News of the upgrading of the Lanet Airstrip to become an international airport at a cost of Sh3 billion emerged last year.
The Government warned residents of Nakuru’s Ndege-Ndimu village against disposing of their land to brokers.
Property experts have suggested that the assumption fuelling the high prices could be faulty.
Early last year, the county government announced that it had entered into an agreement with the national government, the Kenya Defence Forces and the Kenya Civil Aviation Authority to upgrade the 1.7 kilometre runway at the Lanet Barracks airstrip to international standards.
On Saturday, the county government said the airstrip would be elevated to become an international airport at a cost of Sh3 billion.
According to residents, the price of agricultural land in the area around the future airport, which previously ranged from between Sh2 million to Sh4 million an acre, shot up to nearly Sh10 million after the announcement.

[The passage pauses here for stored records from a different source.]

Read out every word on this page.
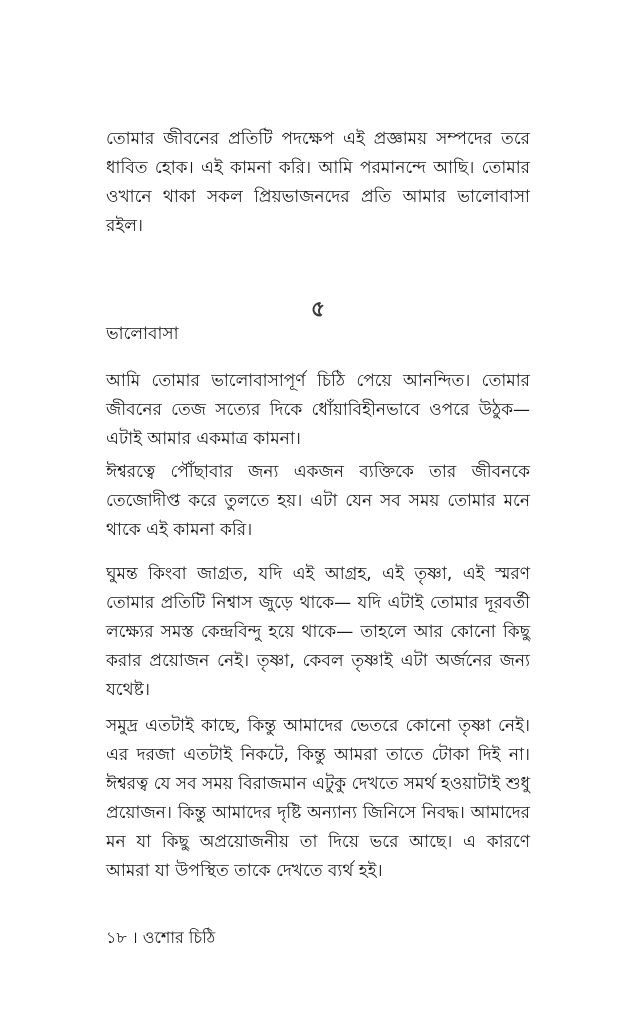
তোমার জীবনের প্রতিটি পদক্ষেপ এই প্রজ্ঞাময় সম্পদের তরে ধাবিত হোক। এই কামনা করি। আমি পরমানন্দে আছি। তোমার ওখানে থাকা সকল প্রিয়ভাজনদের প্রতি আমার ভালোবাসা রইল।

৫

ভালোবাসা

আমি তোমার ভালোবাসাপূর্ণ চিঠি পেয়ে আনন্দিত। তোমার জীবনের তেজ সত্যের দিকে ধোঁয়াবিহীনভাবে ওপরে উঠুক— এটাই আমার একমাত্র কামনা।

ঈশ্বরত্বে পৌঁছাবার জন্য একজন ব্যক্তিকে তার জীবনকে তেজোদীপ্ত করে তুলতে হয়। এটা যেন সব সময় তোমার মনে থাকে এই কামনা করি।

ঘুমন্ত কিংবা জাগ্রত, যদি এই আগ্রহ, এই তৃষ্ণা, এই স্মরণ তোমার প্রতিটি নিশ্বাস জুড়ে থাকে— যদি এটাই তোমার দূরবর্তী লক্ষ্যের সমস্ত কেন্দ্রবিন্দু হয়ে থাকে— তাহলে আর কোনো কিছু করার প্রয়োজন নেই। তৃষ্ণা, কেবল তৃষ্ণাই এটা অর্জনের জন্য যথেষ্ট।

সমুদ্র এতটাই কাছে, কিন্তু আমাদের ভেতরে কোনো তৃষ্ণা নেই। এর দরজা এতটাই নিকটে, কিন্তু আমরা তাতে টোকা দিই না। ঈশ্বরত্ব যে সব সময় বিরাজমান এটুকু দেখতে সমর্থ হওয়াটাই শুধু প্রয়োজন। কিন্তু আমাদের দৃষ্টি অন্যান্য জিনিসে নিবদ্ধ। আমাদের মন যা কিছু অপ্রয়োজনীয় তা দিয়ে ভরে আছে। এ কারণে আমরা যা উপস্থিত তাকে দেখতে ব্যর্থ হই।

১৮ । ওশোর চিঠি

The landowners appeared convinced that the airport’s construction would be a boon for residential property developers.
However, Peter Kiama, who previously lived near Lanet airstrip, is not convinced.

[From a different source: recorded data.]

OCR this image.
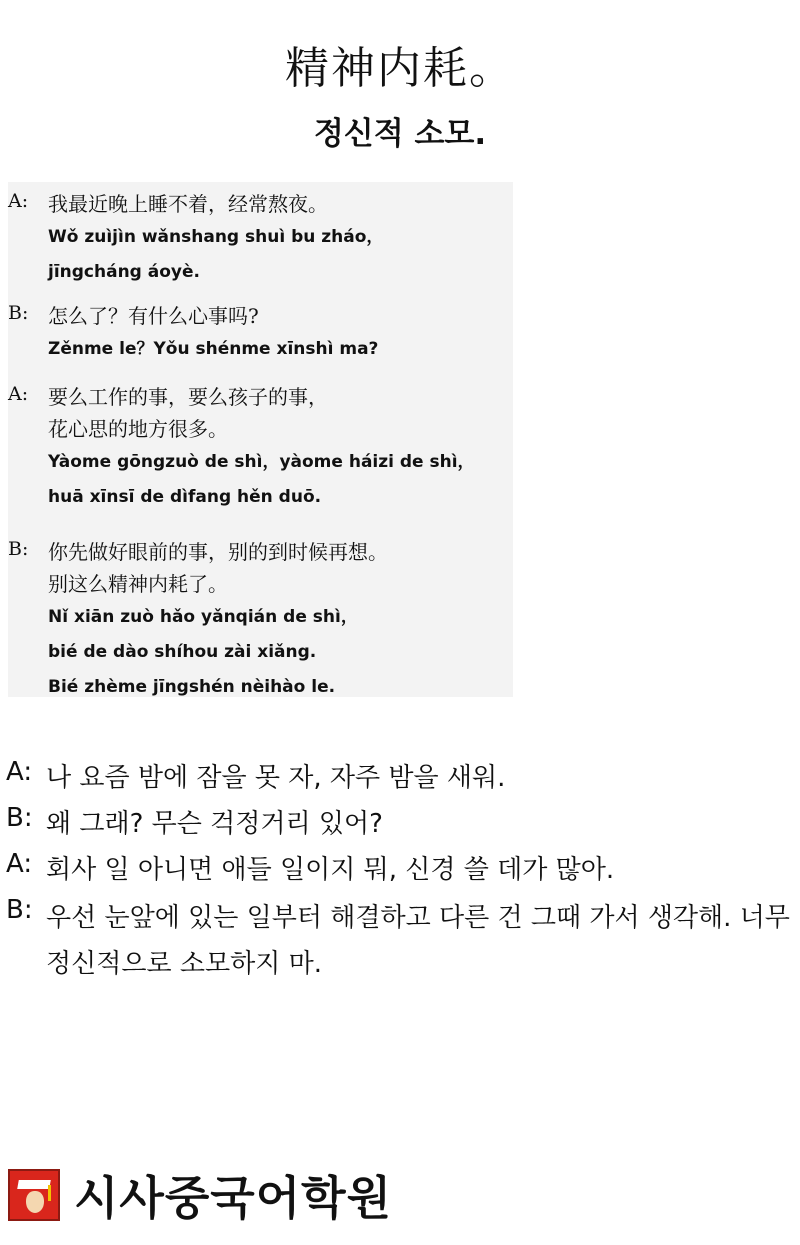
精神内耗。
정신적 소모.
A: 我最近晚上睡不着，经常熬夜。
Wǒ zuìjìn wǎnshang shuì bu zháo，
jīngcháng áoyè.
B: 怎么了？有什么心事吗?
Zěnme le？Yǒu shénme xīnshì ma?
A: 要么工作的事，要么孩子的事，
花心思的地方很多。
Yàome gōngzuò de shì，yàome háizi de shì，
huā xīnsī de dìfang hěn duō.
B: 你先做好眼前的事，别的到时候再想。
别这么精神内耗了。
Nǐ xiān zuò hǎo yǎnqián de shì，
bié de dào shíhou zài xiǎng.
Bié zhème jīngshén nèihào le.
A: 나 요즘 밤에 잠을 못 자, 자주 밤을 새워.
B: 왜 그래? 무슨 걱정거리 있어?
A: 회사 일 아니면 애들 일이지 뭐, 신경 쓸 데가 많아.
B: 우선 눈앞에 있는 일부터 해결하고 다른 건 그때 가서 생각해. 너무 정신적으로 소모하지 마.
시사중국어학원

Speaking to The Standard yesterday, Mr Kiama, a property dealer, noted that in developed countries, the announcement of a new airport did not improve the value of adjacent properties.

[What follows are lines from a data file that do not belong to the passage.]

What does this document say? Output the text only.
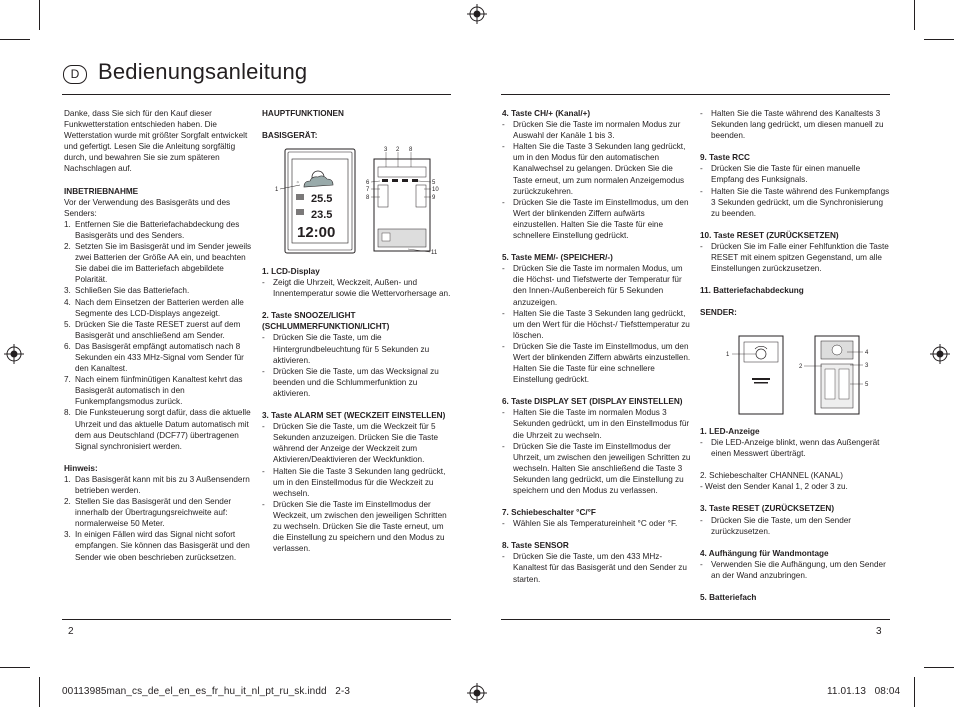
D Bedienungsanleitung

Danke, dass Sie sich für den Kauf dieser Funkwetterstation entschieden haben. Die Wetterstation wurde mit größter Sorgfalt entwickelt und gefertigt. Lesen Sie die Anleitung sorgfältig durch, und bewahren Sie sie zum späteren Nachschlagen auf.

INBETRIEBNAHME

Vor der Verwendung des Basisgeräts und des Senders:

1. Entfernen Sie die Batteriefachabdeckung des Basisgeräts und des Senders.
2. Setzten Sie im Basisgerät und im Sender jeweils zwei Batterien der Größe AA ein, und beachten Sie dabei die im Batteriefach abgebildete Polarität.
3. Schließen Sie das Batteriefach.
4. Nach dem Einsetzen der Batterien werden alle Segmente des LCD-Displays angezeigt.
5. Drücken Sie die Taste RESET zuerst auf dem Basisgerät und anschließend am Sender.
6. Das Basisgerät empfängt automatisch nach 8 Sekunden ein 433 MHz-Signal vom Sender für den Kanaltest.
7. Nach einem fünfminütigen Kanaltest kehrt das Basisgerät automatisch in den Funkempfangsmodus zurück.
8. Die Funksteuerung sorgt dafür, dass die aktuelle Uhrzeit und das aktuelle Datum automatisch mit dem aus Deutschland (DCF77) übertragenen Signal synchronisiert werden.

Hinweis:

1. Das Basisgerät kann mit bis zu 3 Außensendern betrieben werden.
2. Stellen Sie das Basisgerät und den Sender innerhalb der Übertragungsreichweite auf: normalerweise 50 Meter.
3. In einigen Fällen wird das Signal nicht sofort empfangen. Sie können das Basisgerät und den Sender wie oben beschrieben zurücksetzen.

HAUPTFUNKTIONEN

BASISGERÄT:

☼
25.5
23.5
12:00
1
3 2 8
6
7
8
5
10
9
11

1. LCD-Display

-	Zeigt die Uhrzeit, Weckzeit, Außen- und Innentemperatur sowie die Wettervorhersage an.

2. Taste SNOOZE/LIGHT (SCHLUMMERFUNKTION/LICHT)

-	Drücken Sie die Taste, um die Hintergrundbeleuchtung für 5 Sekunden zu aktivieren.
-	Drücken Sie die Taste, um das Wecksignal zu beenden und die Schlummerfunktion zu aktivieren.

3. Taste ALARM SET (WECKZEIT EINSTELLEN)

-	Drücken Sie die Taste, um die Weckzeit für 5 Sekunden anzuzeigen. Drücken Sie die Taste während der Anzeige der Weckzeit zum Aktivieren/Deaktivieren der Weckfunktion.
-	Halten Sie die Taste 3 Sekunden lang gedrückt, um in den Einstellmodus für die Weckzeit zu wechseln.
-	Drücken Sie die Taste im Einstellmodus der Weckzeit, um zwischen den jeweiligen Schritten zu wechseln. Drücken Sie die Taste erneut, um die Einstellung zu speichern und den Modus zu verlassen.

4. Taste CH/+ (Kanal/+)

-	Drücken Sie die Taste im normalen Modus zur Auswahl der Kanäle 1 bis 3.
-	Halten Sie die Taste 3 Sekunden lang gedrückt, um in den Modus für den automatischen Kanalwechsel zu gelangen. Drücken Sie die Taste erneut, um zum normalen Anzeigemodus zurückzukehren.
-	Drücken Sie die Taste im Einstellmodus, um den Wert der blinkenden Ziffern aufwärts einzustellen. Halten Sie die Taste für eine schnellere Einstellung gedrückt.

5. Taste MEM/- (SPEICHER/-)

-	Drücken Sie die Taste im normalen Modus, um die Höchst- und Tiefstwerte der Temperatur für den Innen-/Außenbereich für 5 Sekunden anzuzeigen.
-	Halten Sie die Taste 3 Sekunden lang gedrückt, um den Wert für die Höchst-/ Tiefsttemperatur zu löschen.
-	Drücken Sie die Taste im Einstellmodus, um den Wert der blinkenden Ziffern abwärts einzustellen. Halten Sie die Taste für eine schnellere Einstellung gedrückt.

6. Taste DISPLAY SET (DISPLAY EINSTELLEN)

-	Halten Sie die Taste im normalen Modus 3 Sekunden gedrückt, um in den Einstellmodus für die Uhrzeit zu wechseln.
-	Drücken Sie die Taste im Einstellmodus der Uhrzeit, um zwischen den jeweiligen Schritten zu wechseln. Halten Sie anschließend die Taste 3 Sekunden lang gedrückt, um die Einstellung zu speichern und den Modus zu verlassen.

7. Schiebeschalter °C/°F

-	Wählen Sie als Temperatureinheit °C oder °F.

8. Taste SENSOR

-	Drücken Sie die Taste, um den 433 MHz-Kanaltest für das Basisgerät und den Sender zu starten.
-	Halten Sie die Taste während des Kanaltests 3 Sekunden lang gedrückt, um diesen manuell zu beenden.

9. Taste RCC

-	Drücken Sie die Taste für einen manuelle Empfang des Funksignals.
-	Halten Sie die Taste während des Funkempfangs 3 Sekunden gedrückt, um die Synchronisierung zu beenden.

10. Taste RESET (ZURÜCKSETZEN)

-	Drücken Sie im Falle einer Fehlfunktion die Taste RESET mit einem spitzen Gegenstand, um alle Einstellungen zurückzusetzen.

11. Batteriefachabdeckung

SENDER:

1
2
4
3
5

1. LED-Anzeige

-	Die LED-Anzeige blinkt, wenn das Außengerät einen Messwert überträgt.

2. Schiebeschalter CHANNEL (KANAL)

- Weist den Sender Kanal 1, 2 oder 3 zu.

3. Taste RESET (ZURÜCKSETZEN)

-	Drücken Sie die Taste, um den Sender zurückzusetzen.

4. Aufhängung für Wandmontage

-	Verwenden Sie die Aufhängung, um den Sender an der Wand anzubringen.

5. Batteriefach

2	3
00113985man_cs_de_el_en_es_fr_hu_it_nl_pt_ru_sk.indd   2-3	11.01.13   08:04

“I used to live near an airport, so I understand how all these problems exist.”
He explained that unlike land near train stations, which offer residents a convenient commute to work or school, those near airports offer little added value while increasing the risk of aviation accidents.
An official at the county’s Department of Land, who spoke on condition of anonymity, said the inflated prices being demanded for land surrounding the planned site of the new airport were illogical.
He said the new airport could bring more infrastructure to the area such as roads, water networks and electricity lines. However, it would also lead to more noise pollution and require height restrictions on buildings, making the land unsuitable for condominiums and other residential projects.
“Areas near airports are not suitable for residential properties as they are affected by the noise of planes taking off and landing,” he said.
Yet speculators appeared to be factoring in reports that the airport would be developed as part of a much broader mixed-use project known as ‘airport city’.
Nakuru Town East MP David Gikaria, who represents the area, warned residents against selling their land to brokers whom he said were out to exploit them.